Blockchain, the Future or a Fad?

Christiaan Van Rooyen | Designer Technology

Image of connected world

As we evolve into the digital age the recording of transactions becomes more complex – be it exchanging goods, transferring money or making contracts.

Blockchain is the underlying technology behind all cryptocurrencies, like Bitcoin, and has the potential to change the way we work and communicate, making it more secure, efficient, and trustworthy.

The growth of global trade has created a ledger system. Often each participant has their own ledger, and therefore their own version of the truth. Having multiple ledgers can create a system venerable to fraud, errors and misinterpretations. 

That’s where blockchains come in.

A blockchain is a single shared ledger that is tamper-proof in the sense that once records have been entered they cannot be altered. All parties must achieve consensus before a new transaction is added. Blockchains eliminate dependency on paper, speed up transaction times and increase efficiency.

Each member of the network has access to the information, which makes any transaction transparent.

The following are a few examples of how blockchains could change businesses across the world.

They can eliminate the middleman

Blockchains can reduce dependency on ‘middlemen’ such as art dealers, real estate agents or music agents. Artists can go straight to the people, rather than through music labels, to protect their own music and royalties.

They provide a non-bank for the un-banked

Blockchains can help people manage and certify their own financial value without the need for working with a banking institution. The blockchain can keep track of their “money” digitally, and allow them to process payments by phone or app.
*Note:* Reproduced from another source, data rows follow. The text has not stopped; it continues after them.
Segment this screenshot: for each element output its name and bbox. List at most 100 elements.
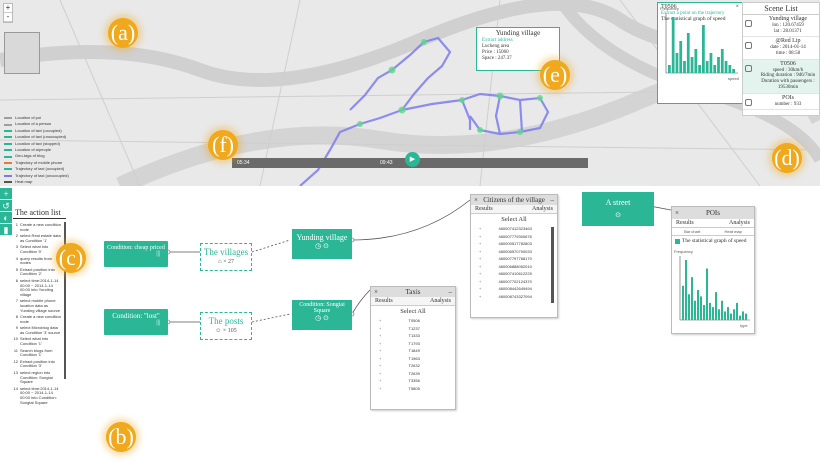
history-icon[interactable]: ↺ (0, 200, 12, 212)
street-node[interactable]: A street ⊙ (582, 192, 654, 226)
tab-results[interactable]: Results (375, 298, 393, 304)
expand-icon[interactable]: + (379, 362, 381, 370)
chart-bar (671, 17, 675, 73)
badge-b: (b) (106, 422, 136, 452)
add-icon[interactable]: + (0, 188, 12, 200)
expand-icon[interactable]: + (379, 332, 381, 340)
expand-icon[interactable]: + (479, 248, 481, 256)
table-row[interactable]: + T1963 (371, 355, 455, 363)
scene-item[interactable]: POIs number : 933 (743, 94, 819, 111)
table-row[interactable]: + T1333 (371, 332, 455, 340)
table-row[interactable]: +460007702124370 (471, 278, 557, 286)
citizens-scrollbar[interactable] (551, 227, 554, 303)
villages-label: The villages (203, 247, 249, 257)
action-item[interactable]: 6 select time:2014-1-14 00:00 ~ 2014-1-14… (13, 278, 66, 297)
minimize-icon[interactable]: – (551, 196, 555, 204)
action-item[interactable]: 11 Search blogs from Condition '1' (13, 348, 66, 358)
expand-icon[interactable]: + (479, 293, 481, 301)
expand-icon[interactable]: + (479, 233, 481, 241)
action-item[interactable]: 7 select mobile phone location data as Yu… (13, 299, 66, 313)
expand-icon[interactable]: + (379, 340, 381, 348)
expand-icon[interactable]: + (479, 240, 481, 248)
tab-analysis[interactable]: Analysis (532, 206, 553, 212)
tab-results[interactable]: Results (676, 220, 694, 226)
expand-icon[interactable]: + (379, 317, 381, 325)
action-item[interactable]: 10 Select what into Condition '1' (13, 337, 66, 346)
table-row[interactable]: + T5805 (371, 385, 455, 393)
posts-node[interactable]: The posts ☺ × 105 (200, 312, 252, 340)
songtai-label: Condition: Songtai Square (299, 302, 345, 314)
action-item[interactable]: 1 Create a new condition node (13, 222, 66, 232)
minimap[interactable] (4, 32, 40, 74)
expand-icon[interactable]: + (379, 385, 381, 393)
table-row[interactable]: +460008743327094 (471, 293, 557, 301)
close-icon[interactable]: × (374, 288, 378, 296)
table-row[interactable]: +460008442649494 (471, 285, 557, 293)
action-item[interactable]: 12 Extract position into Condition '3' (13, 359, 66, 369)
expand-icon[interactable]: + (379, 370, 381, 378)
action-item[interactable]: 14 select time:2014-1-14 00:00 ~ 2014-1-1… (13, 386, 66, 405)
play-button[interactable]: ▶ (405, 152, 420, 167)
table-row[interactable]: +460007410612229 (471, 270, 557, 278)
chart-icon[interactable]: ▮ (0, 224, 12, 236)
action-item[interactable]: 9 select Microblog data as Condition '3' … (13, 325, 66, 335)
expand-icon[interactable]: + (479, 225, 481, 233)
condition-node-cheap-priced[interactable]: Condition: cheap priced ||| (104, 241, 168, 267)
tab-results[interactable]: Results (475, 206, 493, 212)
table-row[interactable]: +460007779300676 (471, 233, 557, 241)
table-row[interactable]: + T2639 (371, 370, 455, 378)
table-row[interactable]: +460000517782803 (471, 240, 557, 248)
chart-bar (727, 307, 729, 320)
select-all-button[interactable]: Select All (471, 216, 557, 223)
action-item[interactable]: 13 select region into Condition: Songtai … (13, 370, 66, 385)
scene-item[interactable]: @Red Lip date : 2014-01-14 time : 08:58 (743, 37, 819, 60)
close-icon[interactable]: × (675, 209, 679, 217)
table-row[interactable]: + T2632 (371, 362, 455, 370)
map-view[interactable]: + - Location of poi Location of a person L… (0, 0, 820, 186)
expand-icon[interactable]: + (479, 285, 481, 293)
filter-icon[interactable]: ◐ (0, 212, 12, 224)
tab-analysis[interactable]: Analysis (430, 298, 451, 304)
expand-icon[interactable]: + (379, 325, 381, 333)
songtai-square-node[interactable]: Condition: Songtai Square ◷ ⊙ (292, 300, 352, 330)
expand-icon[interactable]: + (479, 263, 481, 271)
table-row[interactable]: + T1793 (371, 340, 455, 348)
scene-item[interactable]: T0506 speed : 30km/h Riding duration : 9d6… (743, 59, 819, 94)
expand-icon[interactable]: + (479, 270, 481, 278)
zoom-out-button[interactable]: - (4, 13, 12, 22)
select-all-button[interactable]: Select All (371, 308, 455, 315)
legend-swatch (4, 181, 12, 184)
expand-icon[interactable]: + (379, 347, 381, 355)
chart-bar (709, 302, 711, 320)
yunding-village-node[interactable]: Yunding village ◷ ⊙ (292, 229, 352, 259)
action-item[interactable]: 8 Create a new condition node (13, 314, 66, 324)
chart-bar (691, 277, 693, 320)
expand-icon[interactable]: + (379, 355, 381, 363)
villages-node[interactable]: The villages ⌂ × 27 (200, 243, 252, 271)
close-icon[interactable]: × (474, 196, 478, 204)
scene-list-panel: Scene List Yunding village lon : 120.67459… (742, 2, 820, 116)
condition-node-lost[interactable]: Condition: "lost" ||| (104, 309, 168, 335)
expand-icon[interactable]: + (379, 377, 381, 385)
expand-icon[interactable]: + (479, 255, 481, 263)
table-row[interactable]: + T3356 (371, 377, 455, 385)
tab-analysis[interactable]: Analysis (729, 220, 750, 226)
expand-icon[interactable]: + (479, 278, 481, 286)
chart-bar (694, 300, 696, 320)
table-row[interactable]: +460007797768170 (471, 255, 557, 263)
tab-heat-map[interactable]: Heat map (725, 229, 742, 234)
chart-bar (700, 296, 702, 320)
badge-a: (a) (108, 18, 138, 48)
table-row[interactable]: + T0506 (371, 317, 455, 325)
action-number: 4 (15, 255, 18, 261)
table-row[interactable]: + T1849 (371, 347, 455, 355)
table-row[interactable]: +460006888052010 (471, 263, 557, 271)
action-item[interactable]: 2 select Real estate data as Condition '1… (13, 233, 66, 243)
table-row[interactable]: + T1237 (371, 325, 455, 333)
checkbox-icon[interactable] (675, 238, 680, 244)
minimize-icon[interactable]: – (449, 288, 453, 296)
table-row[interactable]: +460006570700033 (471, 248, 557, 256)
table-row[interactable]: +460007412323463 (471, 225, 557, 233)
scene-item[interactable]: Yunding village lon : 120.67459 lat : 28.0… (743, 15, 819, 38)
tab-bar-chart[interactable]: Bar chart (684, 229, 700, 234)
They can validate and secure almost anything

From voter authentication to government processes, health information, and proof of intellectual property, blockchains can provide a secure process to validate almost anything of value, and keep it safe.

They’re transparent

Perhaps one of the best arguments for incorporating blockchain technology into government is that it is completely public. Even better, it prevents history from being re-written by allowing information to be extended, but without allowing historical information to be changed.

Though blockchain technology is relatively new, the potential for incorporating it into almost every industry is endless—from sharing research papers to inventing a cure for cancer.

Many businesses have teams working on blockchain technology, thinking of ways it can be used for various applications. And seeing the influx of capital in this domain and the number of academics, researchers and tech geeks exploring blockchains, I am most definitely sure that it is not just a fad.